Teachers, it is said, have some of the hardest jobs in the world. The hours are long, and the rewards often intangible. In addition to designing and executing lesson plans, grading homework and coordinating extracurricular activities, teachers are expected to be surrogate parents, offering children personal comfort and protection over the course of a long school day.
In recent years, teachers have also had to contend with a devastating reality: the increasing threat of school shootings.
While gun violence in the U.S. has significantly declined since the 1990s, mass public shootings are on the rise, and schools are now viewed as vulnerable targets. One of the deadliest in history claimed 28 lives, including 20 children, after Adam Lanza opened fire at Sandy Hook Elementary School in Newtown, Conn., in 2012.
Last October, a gunman fatally shot nine people at Umpqua Community College in Roseburg, Ore.
These incidents, and every school shooting in between, have sent mourning parents and distraught education officials on a search for effective preventative measures.
One that has long been bandied about, and now being tested in schools countrywide, is allowing teachers to bring guns to school.
The Kingsburg Joint Union High School District in Kingsburg, Calif., is the latest district to pass such a measure. At a school board meeting on Monday, the Fresno Bee reported, members unanimously approved a policy that allows district employees to carry a concealed firearm within school bounds.
The employees will be selected by the superintendent, and will have to complete a training and evaluation process. The new policy was made effective immediately.
While proposals to arm teachers have been familiar refrains in Texas and Indiana, the passing of such a mandate on the West Coast signals that the strategy is being considered elsewhere in the country.
In fact, the Folsom Cordova Unified School District covering the cities of Folsom, Rancho Cordova and Mather, Calif., has allowed teachers to bring guns to school since 2010, but only revealed the policy to parents last month.
“Our narrow practice of allowing select, law-abiding employees to securely store and access a firearm in the event of an emergency is a legal and appropriate safety measure given the unfortunate reality of violence in our society today,” superintendent Deborah Bettencourt said in a letter to parents, according to the Los Angeles Times.
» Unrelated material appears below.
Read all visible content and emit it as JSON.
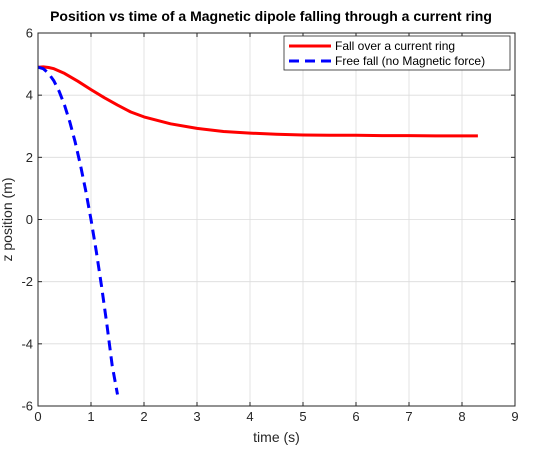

The Folsom Cordova policy is more rigid than the newly-adopted one in Kingsburg, as the latter allows teachers to carry guns in a holster as opposed to simply storing them in vaults.
Like the Folsom Cordova policy, however, Kingsburg’s emphasis is on giving teachers the resources to protect their students – and possibly prevent a Sandy Hook-scale tragedy.
Reactions to Monday’s vote have been mixed, with some parents expressing concern about how the presence of guns will change an otherwise relaxed school environment, where there are no surrounding fences or police officers.
Mary Lou Swenning, whose grandchildren attend schools in the district, told the Fresno Bee that she was worried about the burden guns could place on teachers. She called the policy akin to measures out of the “Wild West.”
“Now we’re going to add something else for teachers to think about?” Swenning asked. “Shooting people, really? That’s a difficult thing for a police officer to do who’s been trained to do this, and you have a split second to decide if you should kill this person or not. I wouldn’t want that responsibility, and I wouldn’t want it for our teachers.”
Whether parents want it or not, similar policies have already been adopted in Oklahoma, Ohio, Utah and other states. Many school districts cite the shooting at Sandy Hook as the kind of event that they hope armed teachers could prevent.
Kasey Hansen, a special needs teacher in Salt Lake County, Utah, told NBC News in 2014 that she carried her pink handgun “Lucy” every day.
“I never really thought about it before Sandy Hook,” Hansen said. “I think every teacher should carry. We are the first line of defense. Someone is going to call the cops and they are going to be informed, but how long is it going to take for them to get to the school?”
On the other hand, a teacher was arrested earlier this month for bringing a concealed firearm into Newtown Middle School, located in the same town as Sandy Hook.
The incident was “very serious and troubling,” the Newtown Public School system said in a statement.
(c) 2016, The Washington Post · Yanan Wang
2 Responses
Yes, there should be armed teachers in every school. My idea is that all teachers who are not carrying firearms should be carrying look-alike weapons so that no person observing a school will know which school employee is carrying real and which is carrying fakeout.
Some unanswered questions about this policy:
First, placing guns in locked vaults means a delay between the time the teacher determines that the gun is needed (a shooting is progress, etc) and when the teacher is actually ready to fire the weapon. How effective is that?
Second, will they (the district, police, parents, public) indemnify from liability a teacher who accidentally shoots an innocent bystander during a shootout?
Would teachers who decide not to carry a weapon be liable for not adequately protecting students in the event a gunman injures (or worse) a bystander?